Neulich klingelte es an unserer Haustür. Eine nette ältere Dame stand davor und wollte eine Spende für missbrauchte Mädchen und Frauen. Spontaner Gedanke von mir: wichtiges Thema, das sollte man unterstützen. Tatsächlich spenden meine Frau und ich für unterschiedliche Projekte, unter anderem die Heilsarmee und pbi (peace brigades international). Will sagen: Spenden ist für uns jetzt nichts Außergewöhnliches.
Was ich aber aus Prinzip nie mache, sind Spenden „over the counter“: an der Haustür oder in der Fußgängerzone. In der Fußgängerzone will ich – typisch Mann – schnell von A nach B kommen. Hält mich jemand auf, ist das für mich ein motivationales Frusterlebnis auf dem Weg meiner Zielerreichung. Und an der Haustür möchte ich dubiosen Geschäftemachern nicht in die Hände fallen. Been there, done that.
Gespräche können brutal nutzenorientiert sein
Also habe ich die Dame höflich gefragt, ob sie denn ein Formular oder eine Website hätten, die man für eine Spende nutzen könnte. Sofort erlosch das Interesse in den Augen der freundlichen älteren Frau, sie wandte sich grußlos ab und ging ein Haus weiter. Ich konnte buchstäblich sehen, wie bei ihr der mentale Vorhang fiel. Ich war nicht mehr von Interesse, keine Geldquelle mehr, nur noch eine Hausnummer auf einer Checkliste. Nicht einmal nach dem Namen der Initiative konnte ich fragen, weil sie sich unmittelbar abwandte und zum nächsten Haus ging.

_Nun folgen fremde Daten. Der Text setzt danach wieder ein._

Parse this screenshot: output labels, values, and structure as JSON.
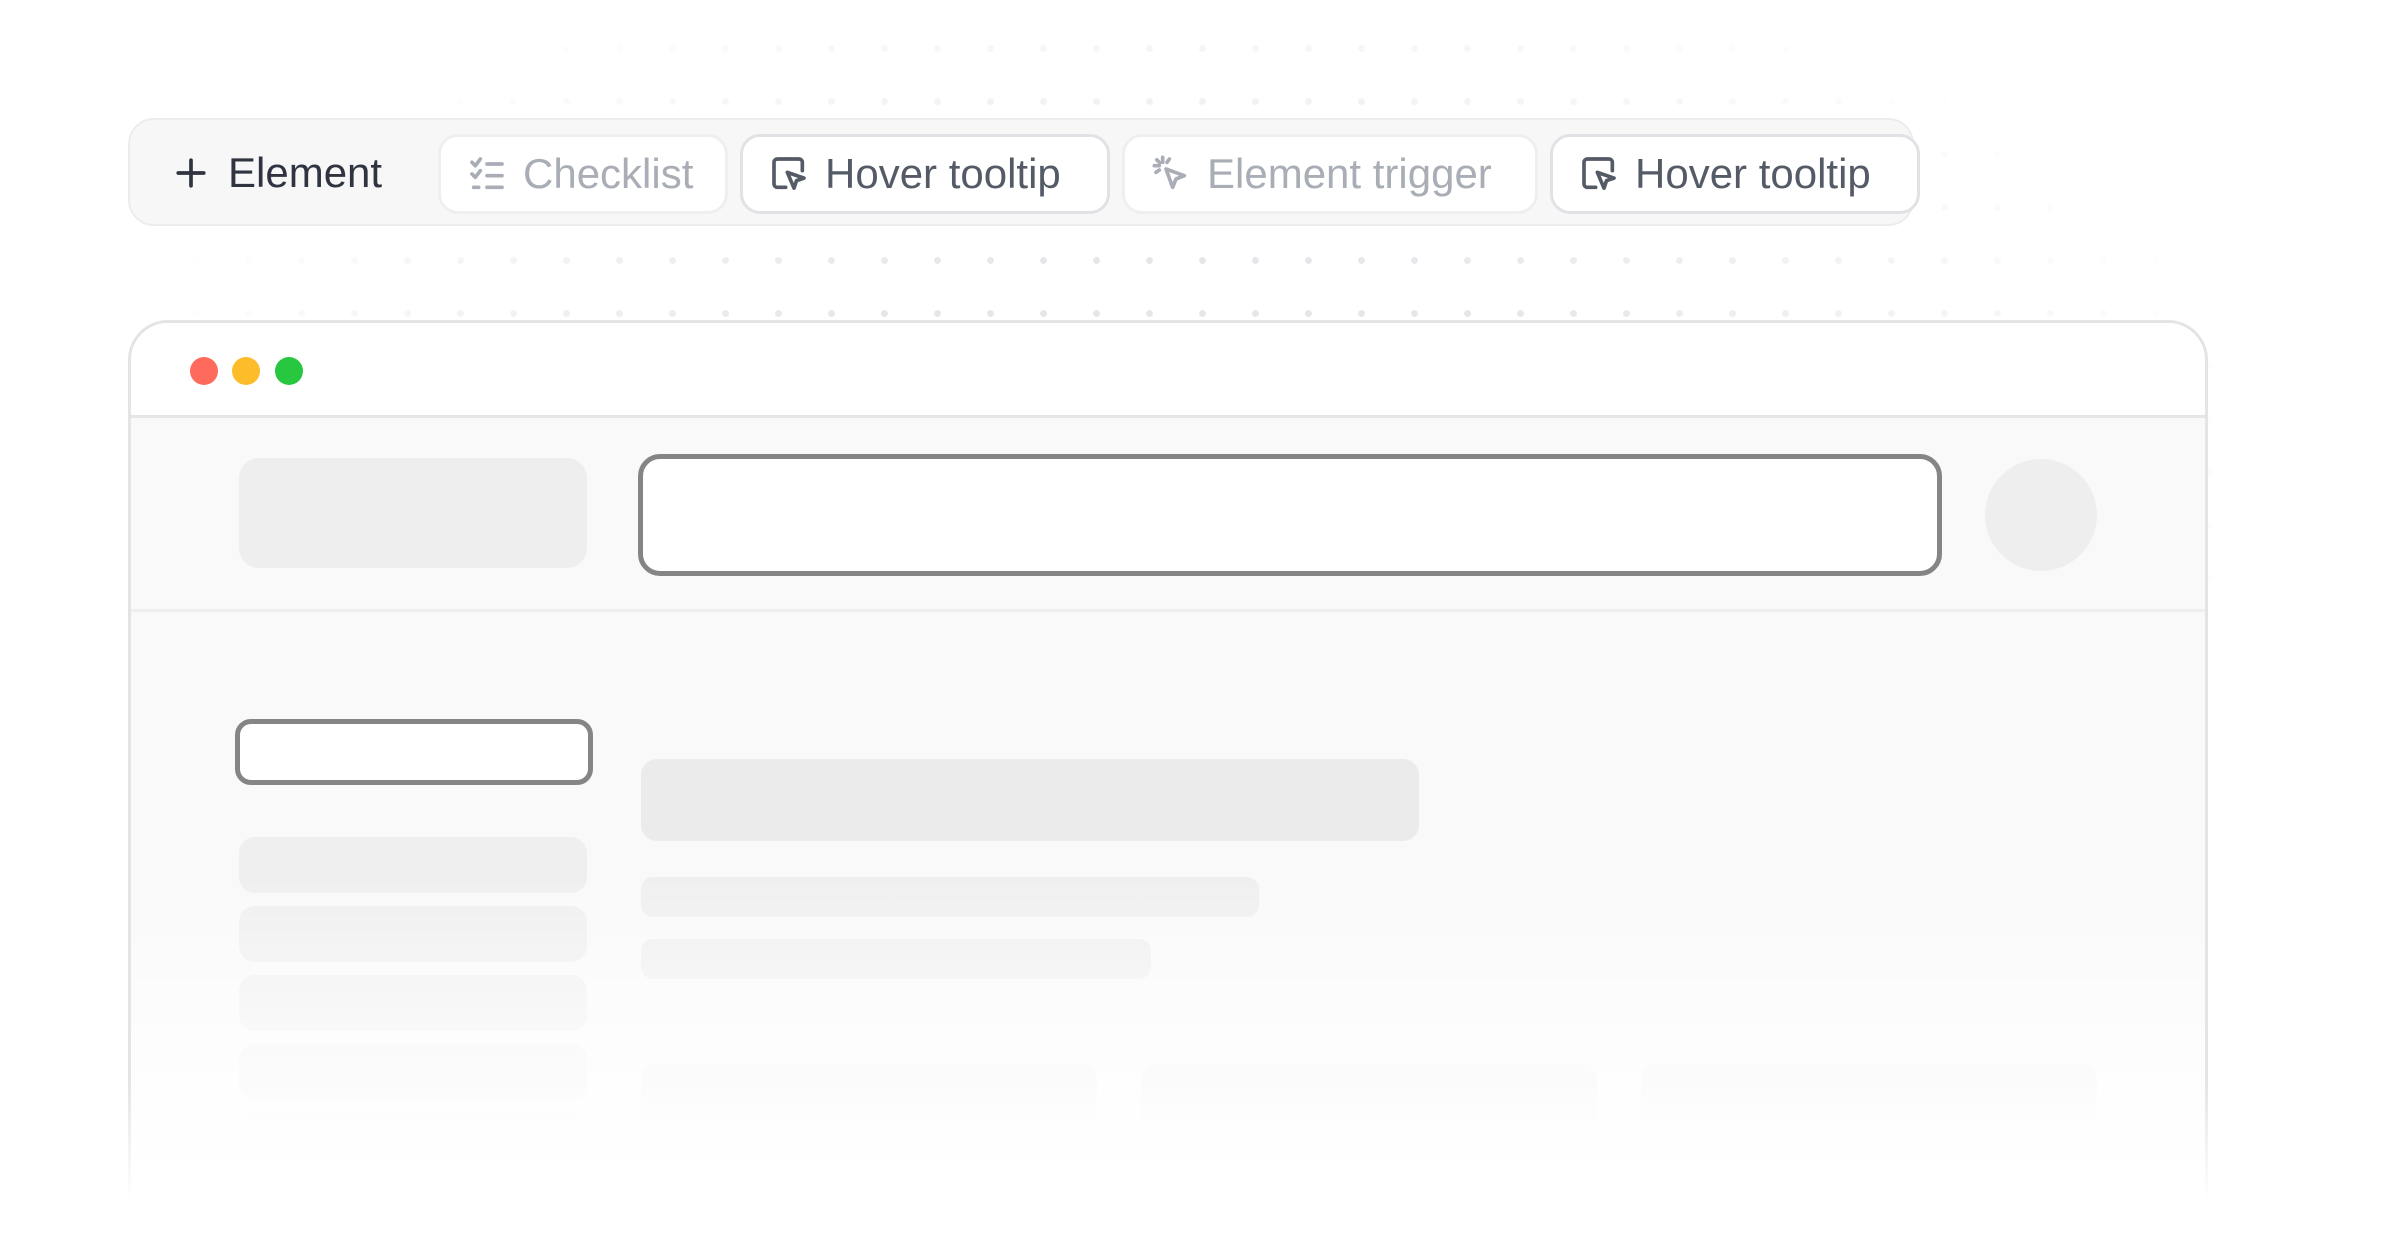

Dabei will ich gar nicht unterstellen, dass die feine alte Dame eine Betrügerin war. Sicher war ihr Anliegen nobel und ihr Engagement ehrlich. Bemerkenswert fand ich vielmehr an unserer Begegnung, wie brutal nutzenorientiert ein Gespräch ablaufen kann: „Hallo.“ „Hallo.“ „Geld?“ „Nein.“ „Tschüss.“
Nutzenorientierte Kommunikation dominiert unsere Arbeit
Ich glaube, dass viele unserer Gespräche in der Arbeitswelt ähnlich ablaufen. Immer wollen wir etwas von anderen Leuten, oder andere Leute wollen etwas von uns. Wir befinden uns in permanenten Verhandlungen, in „Nutzen-Kommunikation“ mit unserer Umwelt. Bis zu einem gewissen Grad ist das okay. Schließlich ist ein Arbeitsumfeld eben keine Familie (auch wenn das manche Unternehmen vorgaukeln). In einer Familie gibt es vermehrt beziehungsorientierte Gespräche, man unterhält sich um des Unterhaltens willen, fragt, wie der Tag so war oder die Schule, beschäftigt sich auch mal mit abseitigen Themen.
Das ist im beruflichen Umfeld anders. Wir alle haben einen Job zu erledigen, wenig Zeit und manchmal eine kurze Zündschnur: „Hallo.“ „Hallo.“ „Dein Bericht?“ „Später.“ „Tschüss.“ Wir benutzen andere Menschen, müssen sie benutzen, um unsere Ziele zu erreichen. Und im Gegenzug benutzen sie uns. Fair enough, ohne Zusammenarbeit läuft halt nichts in unserer modernen Arbeitswelt.
Auch in der Arbeit sollten wir Beziehungsorientierung pflegen
Trotzdem plädiere ich für mehr beziehungsorientierte Gespräche in unserem Arbeitsalltag. Beobachten Sie sich einmal selbst: Wie viele Ihrer Gespräche in der Arbeit sind eigentlich NICHT nutzenorientiert? Wie viele Begegnungen mit Menschen haben Sie, ohne dass Sie explizit etwas von ihnen wollen?
Gehen Sie deshalb in Ihr nächstes Meeting nicht mit dem Willen, für sich selbst das Beste herauszuholen und Ihren Nutzen zu maximieren. Fragen Sie nicht, was Ihr Team für Sie tun kann – sondern was Sie für Ihr Team tun können. Nutzenorientiert sprechen wir von Arbeitsrolle zu Arbeitsrolle, beziehungsorientiert von Mensch zu Mensch. Wir brauchen beides, die nutzenorientierte und die beziehungsorientierte Kommunikation. Weniger Haustür, mehr Küchentisch.